Para a pediatra, o trabalho conduzido por Thomason e os colegas precisa avançar em busca de mais dados relacionados ao desenvolvimento neural. “Acredito que um próximo passo interessante seria uma pesquisa com mais fetos. Outro ponto seria acompanhar as crianças ao longo dos primeiros meses de vida, por um tempo maior, para saber se os efeitos do estresse da mãe se repetem no prazo de um a dois anos, se alteram fatores ligados ao desenvolvimento motor e psíquico, por exemplo”, sugere.

Palavra de especialista

Foco no futuro

“Temos bastantes dados relacionados a fatores que podem influenciar os bebês durante o desenvolvimento uterino, sendo que a maioria é relacionada à área de nutrição. Mas sabemos também que o estado emocional da mãe é  um fator importante. Essa preocupação ocorre no caso de grávidas depressivas, por exemplo.
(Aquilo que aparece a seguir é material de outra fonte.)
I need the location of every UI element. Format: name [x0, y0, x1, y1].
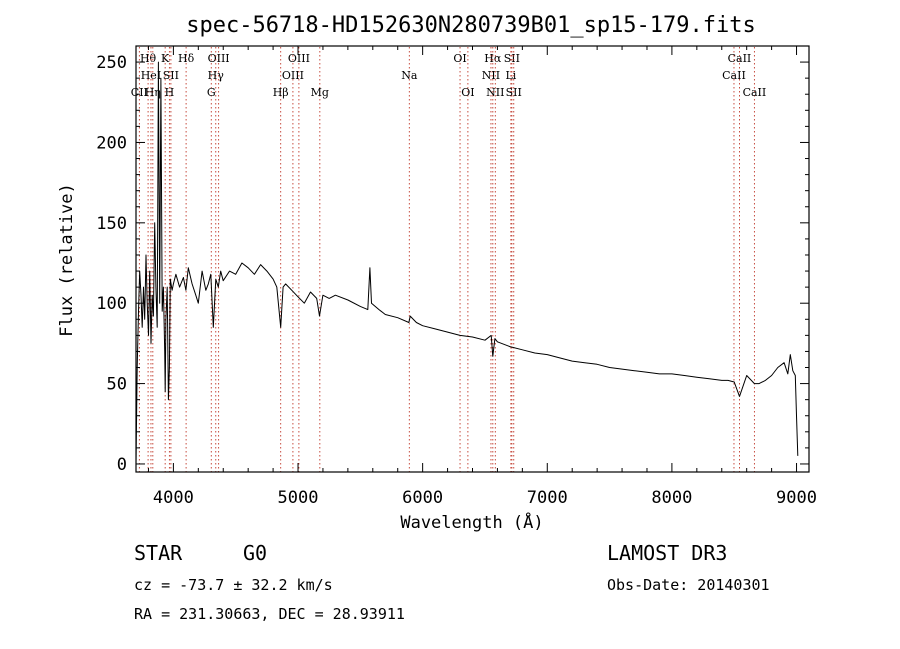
line-label-17: OI	[461, 86, 474, 99]
x-tick-label-0: 4000	[153, 488, 194, 508]
y-tick-label-0: 0	[117, 455, 127, 475]
line-label-13: OIII	[288, 52, 310, 65]
line-label-9: Hγ	[208, 69, 225, 82]
x-axis: 4000 5000 6000 7000 8000 9000	[147, 46, 817, 508]
line-label-12: OIII	[282, 69, 304, 82]
y-tick-label-1: 50	[107, 375, 127, 395]
line-label-24: CaII	[728, 52, 752, 65]
redshift-info: cz = -73.7 ± 32.2 km/s	[134, 576, 333, 594]
coordinates: RA = 231.30663, DEC = 28.93911	[134, 605, 405, 623]
line-label-11: Hβ	[273, 86, 289, 99]
x-tick-label-3: 7000	[527, 488, 568, 508]
y-axis: 0 50 100 150 200 250	[96, 53, 809, 475]
line-label-21: SII	[504, 52, 520, 65]
line-label-26: CaII	[743, 86, 767, 99]
x-tick-label-1: 5000	[278, 488, 319, 508]
object-class: STAR	[134, 541, 183, 565]
y-tick-label-3: 150	[96, 214, 127, 234]
observation-date: Obs-Date: 20140301	[607, 576, 770, 594]
line-label-2: HeI	[141, 69, 161, 82]
x-tick-label-4: 8000	[651, 488, 692, 508]
line-label-7: Hδ	[178, 52, 195, 65]
y-tick-label-5: 250	[96, 53, 127, 73]
line-label-10: G	[207, 86, 216, 99]
line-label-1: Hθ	[140, 52, 157, 65]
line-label-16: OI	[453, 52, 466, 65]
line-label-19: NII	[482, 69, 500, 82]
survey-name: LAMOST DR3	[607, 541, 727, 565]
y-tick-label-4: 200	[96, 133, 127, 153]
line-label-5: SII	[163, 69, 179, 82]
emission-line-markers: CII Hθ HeI Hη K SII H Hδ OIII Hγ G Hβ OIII OIII Mg Na OI…	[131, 47, 766, 472]
line-label-22: Li	[505, 69, 516, 82]
x-axis-label: Wavelength (Å)	[400, 511, 543, 533]
line-label-3: Hη	[145, 86, 161, 99]
line-label-23: SII	[506, 86, 522, 99]
plot-frame	[135, 45, 810, 473]
line-label-14: Mg	[311, 86, 329, 99]
line-label-18: Hα	[484, 52, 502, 65]
x-tick-label-2: 6000	[402, 488, 443, 508]
line-label-15: Na	[401, 69, 418, 82]
line-label-8: OIII	[208, 52, 230, 65]
y-tick-label-2: 100	[96, 294, 127, 314]
spectrum-line	[135, 61, 799, 465]
line-label-25: CaII	[722, 69, 746, 82]
line-label-20: NII	[486, 86, 504, 99]
line-label-4: K	[161, 52, 170, 65]
object-subclass: G0	[243, 541, 267, 565]
y-axis-label: Flux (relative)	[57, 183, 77, 337]
chart-title: spec-56718-HD152630N280739B01_sp15-179.f…	[186, 13, 756, 38]
line-label-6: H	[165, 86, 175, 99]
line-label-0: CII	[131, 86, 148, 99]
spectrum-series	[135, 61, 799, 465]
x-tick-label-5: 9000	[776, 488, 817, 508]
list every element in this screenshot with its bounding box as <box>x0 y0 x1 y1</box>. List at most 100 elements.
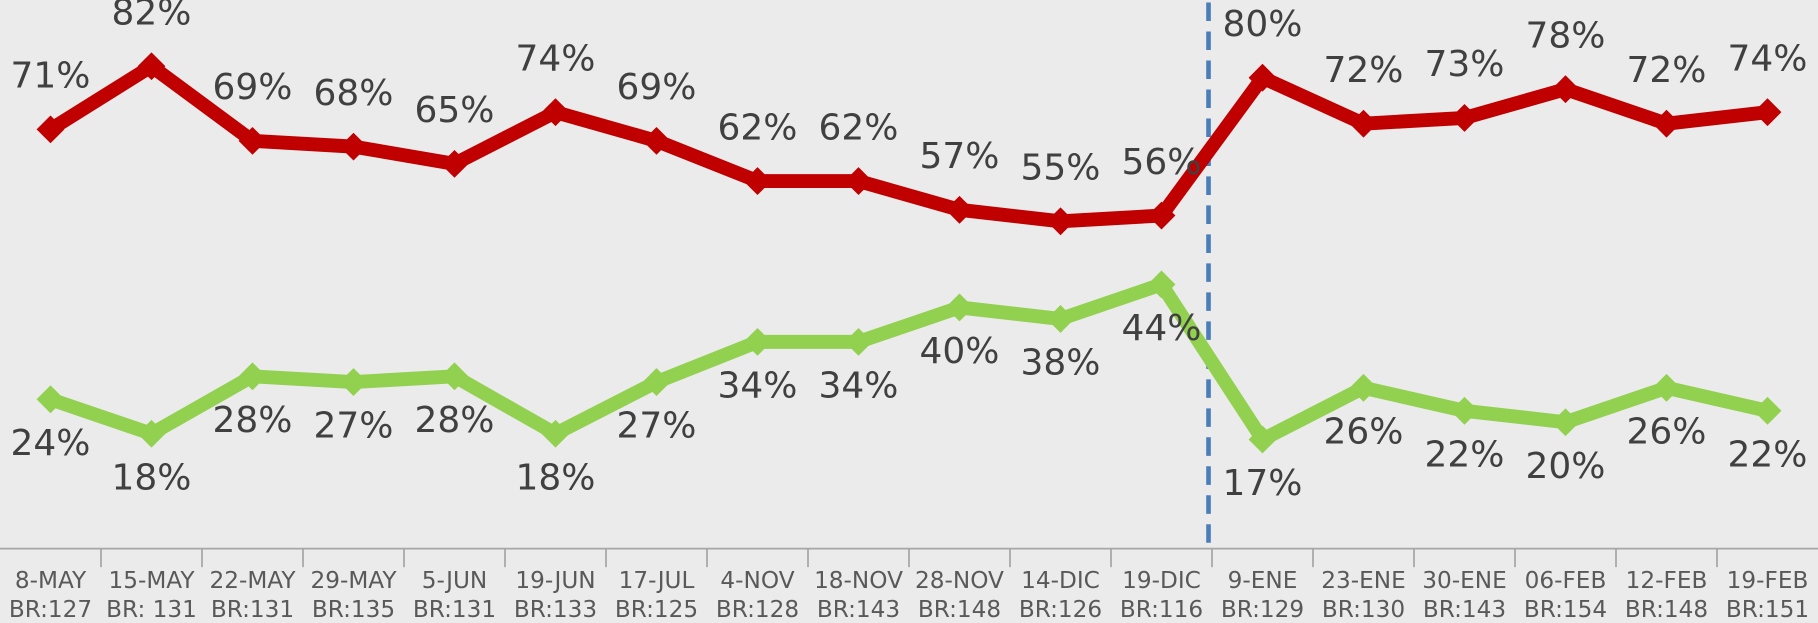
x-tick-label: BR:126 <box>1019 596 1102 623</box>
data-label: 28% <box>415 400 495 441</box>
series-line <box>48 277 1770 447</box>
x-tick-label: 17-JUL <box>619 567 695 594</box>
x-tick-label: 9-ENE <box>1228 567 1298 594</box>
x-tick-label: BR:125 <box>615 596 698 623</box>
data-label: 62% <box>718 107 798 148</box>
x-tick-label: BR:148 <box>1625 596 1708 623</box>
x-tick-label: 06-FEB <box>1525 567 1607 594</box>
data-label: 69% <box>617 67 697 108</box>
marker <box>1046 304 1075 333</box>
marker <box>1551 75 1580 104</box>
marker <box>1147 201 1176 230</box>
marker <box>440 362 469 391</box>
x-tick-label: 30-ENE <box>1422 567 1506 594</box>
x-tick-label: BR:130 <box>1322 596 1405 623</box>
data-label: 68% <box>314 73 394 114</box>
data-label: 26% <box>1627 411 1707 452</box>
data-label: 72% <box>1324 50 1404 91</box>
x-tick-label: 22-MAY <box>209 567 296 594</box>
x-tick-label: BR:129 <box>1221 596 1304 623</box>
marker <box>36 385 65 414</box>
marker <box>1046 207 1075 236</box>
data-label: 20% <box>1526 446 1606 487</box>
data-label: 18% <box>516 457 596 498</box>
x-tick-label: 12-FEB <box>1626 567 1708 594</box>
marker <box>1349 373 1378 402</box>
data-label: 62% <box>819 107 899 148</box>
x-tick-label: BR:116 <box>1120 596 1203 623</box>
x-tick-label: 18-NOV <box>814 567 903 594</box>
x-tick-label: BR: 131 <box>106 596 197 623</box>
marker <box>1551 408 1580 437</box>
marker <box>36 115 65 144</box>
data-label: 74% <box>516 38 596 79</box>
x-tick-label: 19-DIC <box>1122 567 1201 594</box>
data-label: 34% <box>819 366 899 407</box>
data-label: 26% <box>1324 411 1404 452</box>
x-tick-label: BR:128 <box>716 596 799 623</box>
x-tick-label: BR:151 <box>1726 596 1809 623</box>
x-tick-label: 28-NOV <box>915 567 1004 594</box>
marker <box>1652 109 1681 138</box>
marker <box>1753 98 1782 127</box>
data-label: 57% <box>920 136 1000 177</box>
x-tick-label: 5-JUN <box>422 567 488 594</box>
x-tick-label: 23-ENE <box>1321 567 1405 594</box>
marker <box>1450 103 1479 132</box>
x-tick-label: BR:143 <box>1423 596 1506 623</box>
x-tick-label: BR:131 <box>211 596 294 623</box>
marker <box>1248 63 1277 92</box>
data-label: 72% <box>1627 50 1707 91</box>
x-tick-label: 4-NOV <box>720 567 794 594</box>
marker <box>1248 425 1277 454</box>
x-tick-label: BR:127 <box>9 596 92 623</box>
marker <box>1753 396 1782 425</box>
data-label: 28% <box>213 400 293 441</box>
data-label: 78% <box>1526 15 1606 56</box>
x-tick-label: BR:154 <box>1524 596 1607 623</box>
data-label: 17% <box>1223 463 1303 504</box>
series-line <box>46 59 1769 229</box>
marker <box>1349 109 1378 138</box>
x-tick-label: 8-MAY <box>15 567 87 594</box>
data-label: 22% <box>1425 434 1505 475</box>
data-label: 69% <box>213 67 293 108</box>
data-label: 73% <box>1425 44 1505 85</box>
marker <box>440 149 469 178</box>
marker <box>137 419 166 448</box>
data-label: 40% <box>920 331 1000 372</box>
x-tick-label: BR:148 <box>918 596 1001 623</box>
x-tick-label: BR:135 <box>312 596 395 623</box>
data-label: 27% <box>314 406 394 447</box>
x-tick-label: 19-FEB <box>1727 567 1809 594</box>
data-label: 56% <box>1122 142 1202 183</box>
data-label: 82% <box>112 0 192 33</box>
data-label: 65% <box>415 90 495 131</box>
x-tick-label: 19-JUN <box>515 567 595 594</box>
x-tick-label: BR:133 <box>514 596 597 623</box>
marker <box>238 126 267 155</box>
data-label: 44% <box>1122 308 1202 349</box>
marker <box>1147 270 1176 299</box>
marker <box>339 368 368 396</box>
marker <box>1450 396 1479 425</box>
x-tick-label: 14-DIC <box>1021 567 1100 594</box>
data-label: 27% <box>617 406 697 447</box>
x-tick-label: BR:143 <box>817 596 900 623</box>
data-label: 24% <box>11 423 91 464</box>
data-label: 38% <box>1021 343 1101 384</box>
x-tick-label: 29-MAY <box>310 567 397 594</box>
x-tick-label: BR:131 <box>413 596 496 623</box>
data-label: 22% <box>1728 434 1808 475</box>
data-label: 74% <box>1728 38 1808 79</box>
data-label: 55% <box>1021 148 1101 189</box>
data-label: 18% <box>112 457 192 498</box>
data-label: 34% <box>718 366 798 407</box>
data-label: 80% <box>1223 4 1303 45</box>
marker <box>1652 373 1681 402</box>
marker <box>137 52 166 81</box>
data-label: 71% <box>11 56 91 97</box>
x-tick-label: 15-MAY <box>108 567 195 594</box>
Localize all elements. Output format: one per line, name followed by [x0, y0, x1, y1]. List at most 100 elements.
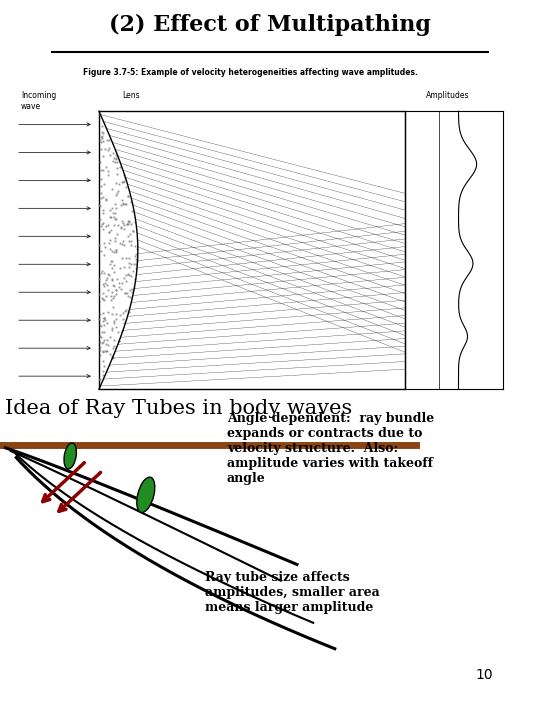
Point	[100, 249, 109, 261]
Point	[110, 211, 118, 222]
Point	[96, 213, 104, 225]
Point	[100, 320, 109, 331]
Point	[99, 294, 107, 305]
Point	[106, 290, 115, 302]
Point	[132, 258, 140, 270]
Point	[125, 216, 133, 228]
Point	[110, 340, 118, 351]
Point	[101, 274, 110, 286]
Point	[124, 215, 133, 226]
Point	[95, 289, 104, 300]
Point	[96, 200, 104, 212]
Point	[102, 161, 111, 173]
Point	[119, 169, 128, 181]
Point	[96, 319, 104, 330]
Point	[99, 294, 108, 305]
Point	[98, 120, 106, 132]
Point	[101, 143, 110, 154]
Point	[100, 335, 109, 346]
Point	[111, 214, 119, 225]
Point	[124, 215, 133, 227]
Point	[120, 306, 129, 318]
Text: Incoming
wave: Incoming wave	[21, 91, 56, 111]
Point	[128, 287, 137, 298]
Point	[122, 252, 131, 264]
Point	[124, 190, 132, 202]
Point	[122, 199, 130, 210]
Point	[106, 294, 115, 305]
Point	[99, 315, 108, 326]
Point	[130, 282, 138, 294]
Point	[116, 221, 125, 233]
Point	[97, 174, 105, 185]
Point	[118, 313, 127, 325]
Point	[109, 147, 118, 158]
Point	[96, 374, 104, 385]
Point	[101, 315, 110, 326]
Text: Angle dependent:  ray bundle
expands or contracts due to
velocity structure.  Al: Angle dependent: ray bundle expands or c…	[227, 412, 434, 485]
Point	[99, 287, 107, 299]
Point	[117, 199, 125, 210]
Point	[96, 131, 105, 143]
Point	[99, 207, 108, 219]
Point	[111, 214, 120, 225]
Ellipse shape	[137, 477, 155, 513]
Point	[107, 286, 116, 297]
Point	[116, 283, 125, 294]
Point	[125, 269, 133, 281]
Point	[106, 256, 115, 267]
Point	[127, 235, 136, 247]
Point	[99, 325, 108, 337]
Point	[118, 277, 126, 289]
Point	[97, 143, 105, 155]
Point	[129, 266, 137, 277]
Point	[98, 346, 107, 357]
Point	[112, 314, 121, 325]
Point	[124, 190, 132, 202]
Point	[106, 332, 114, 343]
Point	[125, 284, 134, 295]
Point	[119, 307, 127, 319]
Point	[110, 259, 118, 271]
Point	[115, 309, 124, 320]
Point	[108, 255, 117, 266]
Point	[98, 223, 107, 235]
Point	[102, 290, 111, 302]
Point	[100, 241, 109, 253]
Point	[100, 345, 109, 356]
Point	[112, 153, 120, 164]
Point	[123, 269, 132, 280]
Point	[123, 218, 132, 230]
Point	[121, 287, 130, 299]
Point	[107, 273, 116, 284]
Text: (2) Effect of Multipathing: (2) Effect of Multipathing	[109, 14, 431, 36]
Point	[113, 163, 122, 174]
Point	[99, 238, 108, 249]
Point	[114, 336, 123, 347]
Point	[131, 273, 139, 284]
Point	[112, 153, 120, 164]
Point	[95, 199, 104, 210]
Point	[131, 250, 140, 261]
Point	[104, 269, 112, 280]
Point	[96, 349, 104, 361]
Point	[108, 322, 117, 333]
Point	[100, 312, 109, 323]
Point	[107, 263, 116, 274]
Point	[118, 325, 126, 336]
Point	[102, 338, 111, 350]
Point	[98, 192, 107, 203]
Point	[102, 134, 111, 145]
Point	[114, 326, 123, 338]
Point	[112, 149, 120, 161]
Point	[123, 218, 132, 230]
Point	[114, 219, 123, 230]
Point	[97, 192, 105, 204]
Point	[107, 352, 116, 364]
Point	[112, 189, 121, 201]
Point	[119, 198, 127, 210]
Point	[113, 156, 122, 168]
Text: Ray tube size affects
amplitudes, smaller area
means larger amplitude: Ray tube size affects amplitudes, smalle…	[205, 571, 380, 614]
Point	[112, 284, 120, 296]
Point	[98, 218, 107, 230]
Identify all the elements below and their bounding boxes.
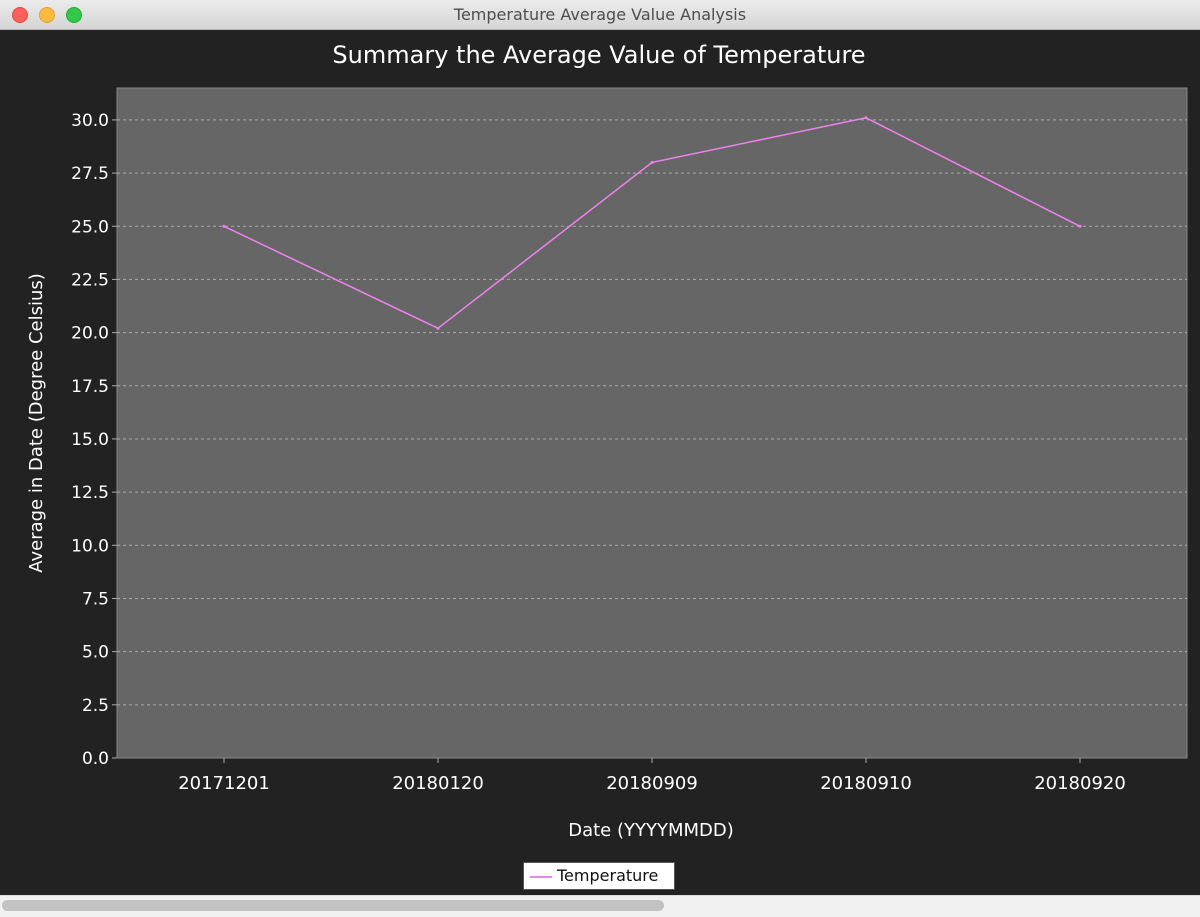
y-axis-label: Average in Date (Degree Celsius) — [26, 273, 47, 573]
y-tick-label: 22.5 — [71, 270, 109, 290]
x-axis-label: Date (YYYYMMDD) — [568, 820, 734, 841]
y-tick-label: 10.0 — [71, 536, 109, 556]
plot-area — [116, 87, 1188, 759]
data-point — [436, 326, 440, 330]
chart-title: Summary the Average Value of Temperature — [332, 41, 865, 69]
series-group — [222, 116, 1082, 330]
window-title: Temperature Average Value Analysis — [453, 5, 747, 24]
data-point — [864, 116, 868, 120]
y-tick-label: 30.0 — [71, 111, 109, 131]
horizontal-scrollbar[interactable] — [0, 895, 1200, 917]
legend-swatch — [530, 876, 552, 878]
y-tick-label: 5.0 — [82, 643, 109, 663]
scrollbar-thumb[interactable] — [2, 900, 664, 911]
x-tick-label: 20180909 — [606, 773, 698, 794]
x-tick-label: 20180910 — [820, 773, 912, 794]
y-tick-label: 12.5 — [71, 483, 109, 503]
maximize-window-button[interactable] — [66, 7, 82, 23]
x-axis-ticks: 20171201 20180120 20180909 20180910 20180920 — [178, 758, 1126, 794]
y-tick-label: 20.0 — [71, 324, 109, 344]
data-point — [222, 224, 226, 228]
y-tick-label: 25.0 — [71, 217, 109, 237]
gridlines — [117, 119, 1187, 706]
y-tick-label: 0.0 — [82, 749, 109, 769]
close-window-button[interactable] — [12, 7, 28, 23]
y-tick-label: 2.5 — [82, 696, 109, 716]
legend-label: Temperature — [557, 866, 659, 885]
minimize-window-button[interactable] — [39, 7, 55, 23]
data-point — [650, 160, 654, 164]
x-tick-label: 20180120 — [392, 773, 484, 794]
legend: Temperature — [523, 862, 675, 890]
y-tick-label: 7.5 — [82, 589, 109, 609]
x-tick-label: 20180920 — [1034, 773, 1126, 794]
title-bar: Temperature Average Value Analysis — [0, 0, 1200, 30]
y-axis-ticks: 0.0 2.5 5.0 7.5 10.0 12.5 15.0 17.5 20.0 22.5 25.0… — [71, 111, 117, 769]
y-tick-label: 17.5 — [71, 377, 109, 397]
y-tick-label: 15.0 — [71, 430, 109, 450]
x-tick-label: 20171201 — [178, 773, 270, 794]
data-point — [1078, 224, 1082, 228]
y-tick-label: 27.5 — [71, 164, 109, 184]
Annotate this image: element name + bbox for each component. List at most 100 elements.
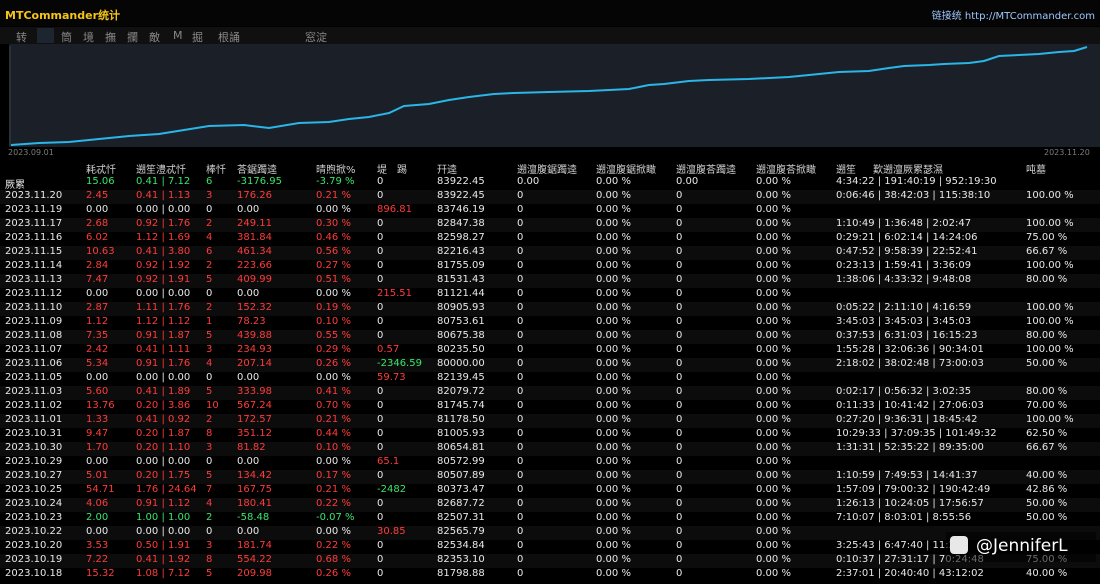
table-cell: -3.79 % [316,176,355,187]
table-row[interactable]: 2023.10.18 15.32 1.08 | 7.12 5 209.98 0.26 % 0… [0,568,1100,582]
col-header[interactable]: 棒忏 [206,165,226,176]
col-header[interactable]: 晴煦掀% [316,165,356,176]
row-date: 2023.10.31 [5,428,63,439]
table-cell: -2346.59 [377,358,422,369]
col-header[interactable]: 歎遡澶厥累瑟濕 [873,165,943,176]
table-cell: 0 [676,190,683,201]
toolbar-item-4[interactable]: 境 [83,31,94,44]
table-row[interactable]: 厥累 15.06 0.41 | 7.12 6 -3176.95 -3.79 % 0 83922… [0,176,1100,191]
table-cell: 0 [517,442,524,453]
table-row[interactable]: 2023.11.03 5.60 0.41 | 1.89 5 333.98 0.41 % 0 8… [0,386,1100,400]
table-cell: 896.81 [377,204,412,215]
table-row[interactable]: 2023.10.30 1.70 0.20 | 1.10 3 81.82 0.10 % 0 80… [0,442,1100,456]
table-row[interactable]: 2023.10.19 7.22 0.41 | 1.92 8 554.22 0.68 % 0 8… [0,554,1100,568]
row-date: 2023.10.29 [5,456,63,467]
table-cell: 0.00 | 0.00 [136,288,191,299]
table-cell: 0.91 | 1.76 [136,358,191,369]
table-row[interactable]: 2023.11.15 10.63 0.41 | 3.80 6 461.34 0.56 % 0… [0,246,1100,260]
table-cell: 0 [377,540,384,551]
table-cell: 381.84 [237,232,272,243]
col-header[interactable]: 幵逵 [437,165,457,176]
toolbar-item-9[interactable]: 掘 [192,31,203,44]
site-link[interactable]: 链接统 http://MTCommander.com [932,7,1095,22]
table-cell: 0 [206,204,213,215]
table-cell: 0.00 % [316,372,351,383]
table-row[interactable]: 2023.10.23 2.00 1.00 | 1.00 2 -58.48 -0.07 % 0… [0,512,1100,526]
table-row[interactable]: 2023.11.12 0.00 0.00 | 0.00 0 0.00 0.00 % 215.… [0,288,1100,302]
row-date: 2023.10.22 [5,526,63,537]
table-row[interactable]: 2023.11.16 6.02 1.12 | 1.69 4 381.84 0.46 % 0 8… [0,232,1100,246]
toolbar-item-6[interactable]: 攔 [127,31,138,44]
table-row[interactable]: 2023.11.08 7.35 0.91 | 1.87 5 439.88 0.55 % 0 8… [0,330,1100,344]
site-label: 链接统 [931,11,962,22]
toolbar-item-7[interactable]: 敵 [149,31,160,44]
table-cell: 7.22 [86,554,109,565]
table-cell: 0.00 | 0.00 [136,526,191,537]
table-row[interactable]: 2023.11.05 0.00 0.00 | 0.00 0 0.00 0.00 % 59.7… [0,372,1100,386]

Antes, havia um receio de tratá-las, mas, hoje, sabemos da importância desse cuidado. Esse estudo contribui para isso ao mostrar como o estado emocional pode afetar as conexões do cérebro. Acredito que, daqui para frente, o importante será quantificar esses malefícios para as crianças. É algo ainda um pouco difícil, mas que poderá ajudar a melhor entender essa relação.”